The government has targeted expansion and easing of lending systems to increase capacity to provide affordable credit to businesses and enterprises. By being friendly and helpful to business and customers, lenders can unlock potential for economic growth and jobs.

Another major economic enabler emphasised by the government is rebranding of the Kenya Revenue Authority (KRA) to replace its “teeth” with “reason and smiles” to get Kenyans and businesses on board to fulfil tax obligations.

The new government has gained goodwill with multilateral and bilateral financiers, and international investors. These can be a source of alternative development capital as Kenya sorts out its debt predicament.

Conditionalities imposed by IMF should be viewed positively as a one-off opportunity to clean up our budgetary processes. Kenya should co-operate and walk with the IMF, for indeed our options are limited.
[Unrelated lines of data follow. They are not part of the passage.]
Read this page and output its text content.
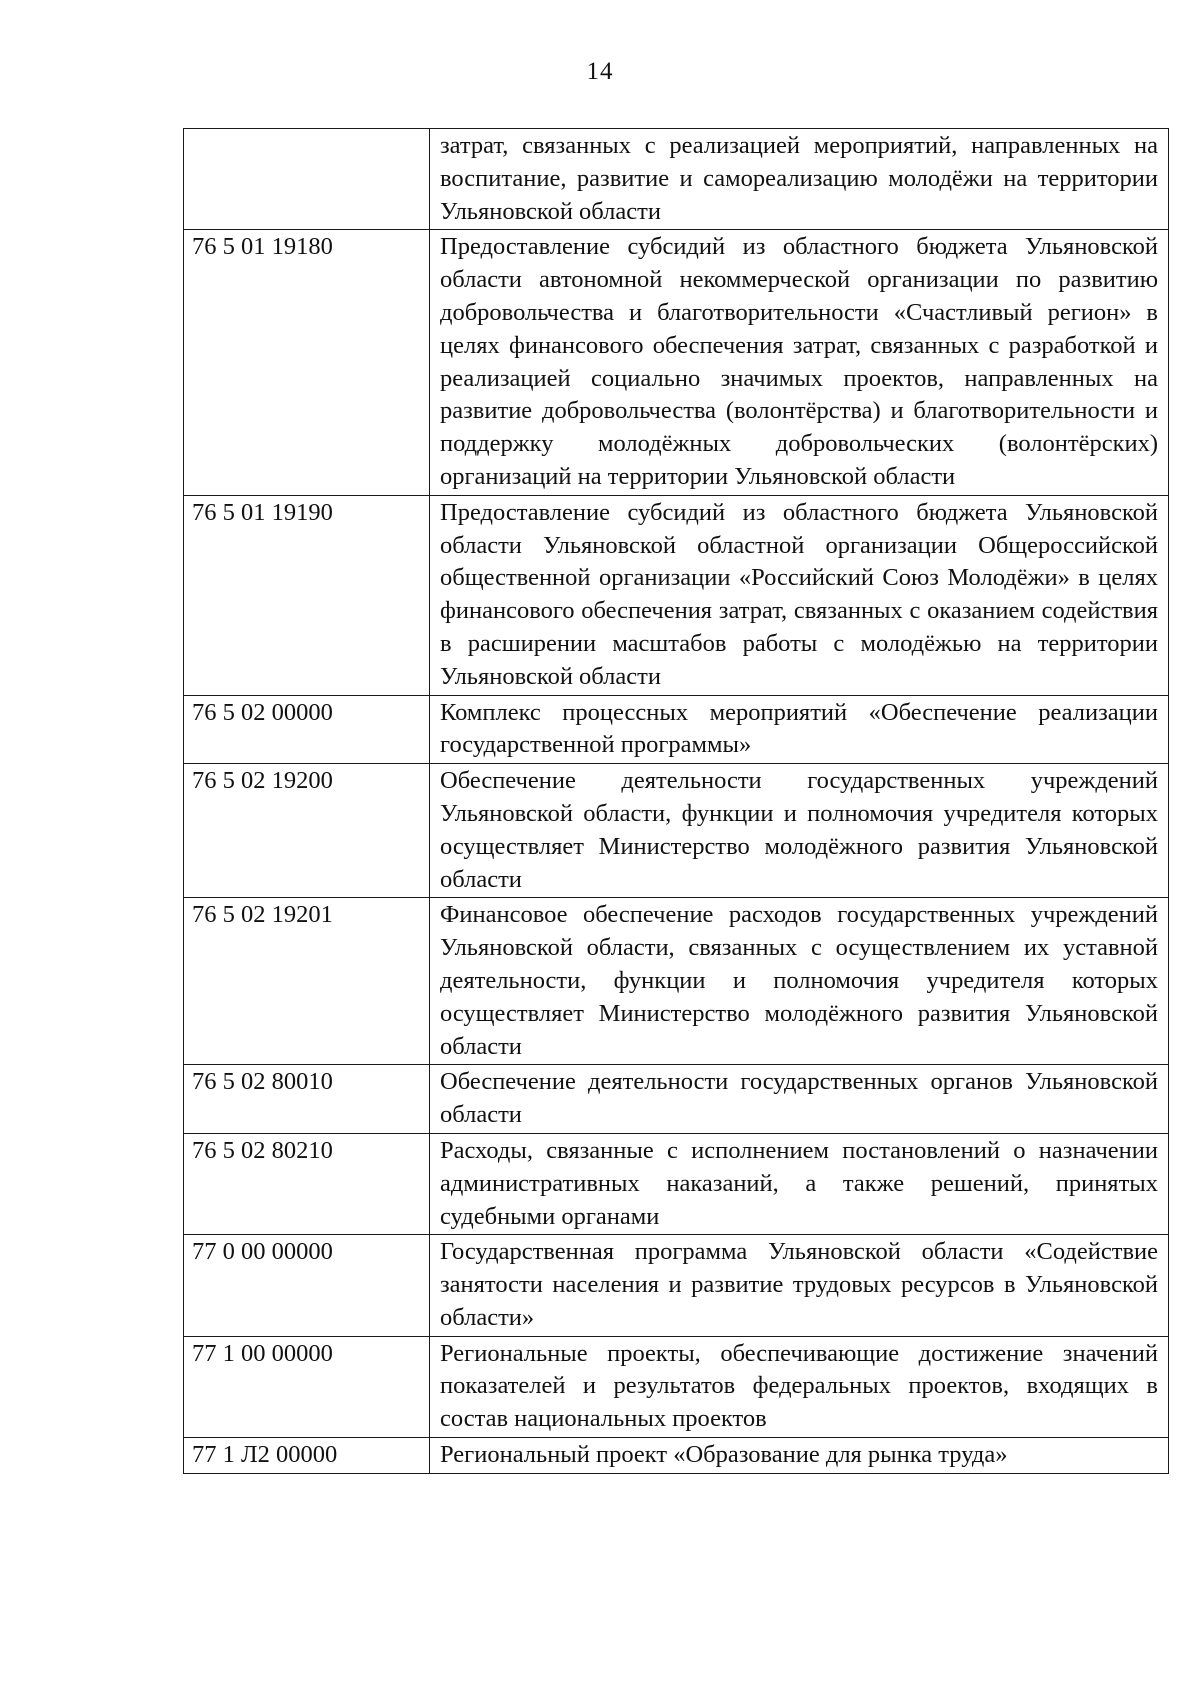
14
	затрат, связанных с реализацией мероприятий, направленных на воспитание, развитие и самореализацию молодёжи на территории Ульяновской области
76 5 01 19180	Предоставление субсидий из областного бюджета Ульяновской области автономной некоммерческой организации по развитию добровольчества и благотворительности «Счастливый регион» в целях финансового обеспечения затрат, связанных с разработкой и реализацией социально значимых проектов, направленных на развитие добровольчества (волонтёрства) и благотворительности и поддержку молодёжных добровольческих (волонтёрских) организаций на территории Ульяновской области
76 5 01 19190	Предоставление субсидий из областного бюджета Ульяновской области Ульяновской областной организации Общероссийской общественной организации «Российский Союз Молодёжи» в целях финансового обеспечения затрат, связанных с оказанием содействия в расширении масштабов работы с молодёжью на территории Ульяновской области
76 5 02 00000	Комплекс процессных мероприятий «Обеспечение реализации государственной программы»
76 5 02 19200	Обеспечение деятельности государственных учреждений Ульяновской области, функции и полномочия учредителя которых осуществляет Министерство молодёжного развития Ульяновской области
76 5 02 19201	Финансовое обеспечение расходов государственных учреждений Ульяновской области, связанных с осуществлением их уставной деятельности, функции и полномочия учредителя которых осуществляет Министерство молодёжного развития Ульяновской области
76 5 02 80010	Обеспечение деятельности государственных органов Ульяновской области
76 5 02 80210	Расходы, связанные с исполнением постановлений о назначении административных наказаний, а также решений, принятых судебными органами
77 0 00 00000	Государственная программа Ульяновской области «Содействие занятости населения и развитие трудовых ресурсов в Ульяновской области»
77 1 00 00000	Региональные проекты, обеспечивающие достижение значений показателей и результатов федеральных проектов, входящих в состав национальных проектов
77 1 Л2 00000	Региональный проект «Образование для рынка труда»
The government has come up with quick fixes for the ongoing food scarcity and high costs. Liberalisation of grains and sugar imports for one year will reduce immediate pressure and allow Kenya to re-engineer its food sufficiency strategy, a subject much talked but not sufficiently walked by previous governments.

Allocating sufficient budgets, strengthening value chains, and focused county government participation will do the miracle. Kenya cannot advance its agro-industries agenda without a strong agricultural base.

A glaring opportunity for youth employment (after skilling them) is to create effective capacity and systems in the Diaspora and Labour departments to facilitate our skilled youth to move into overseas job markets, the way Philippines does it.

It should be a well-resourced policy and system with effective consular support services in host countries. Kenya can specialise its niche offer in TVET and ICT skills. Yes, we desperately need secure diaspora jobs and associated forex remittances.

The Ruto government has gotten off to a good start. The path ahead is certainly not easy, but maintaining momentum and focus is essential to keep expectations under control. Public goodwill is definitely in abundance. Much can be accomplished with existing resources while strengthening national budgetary capacity.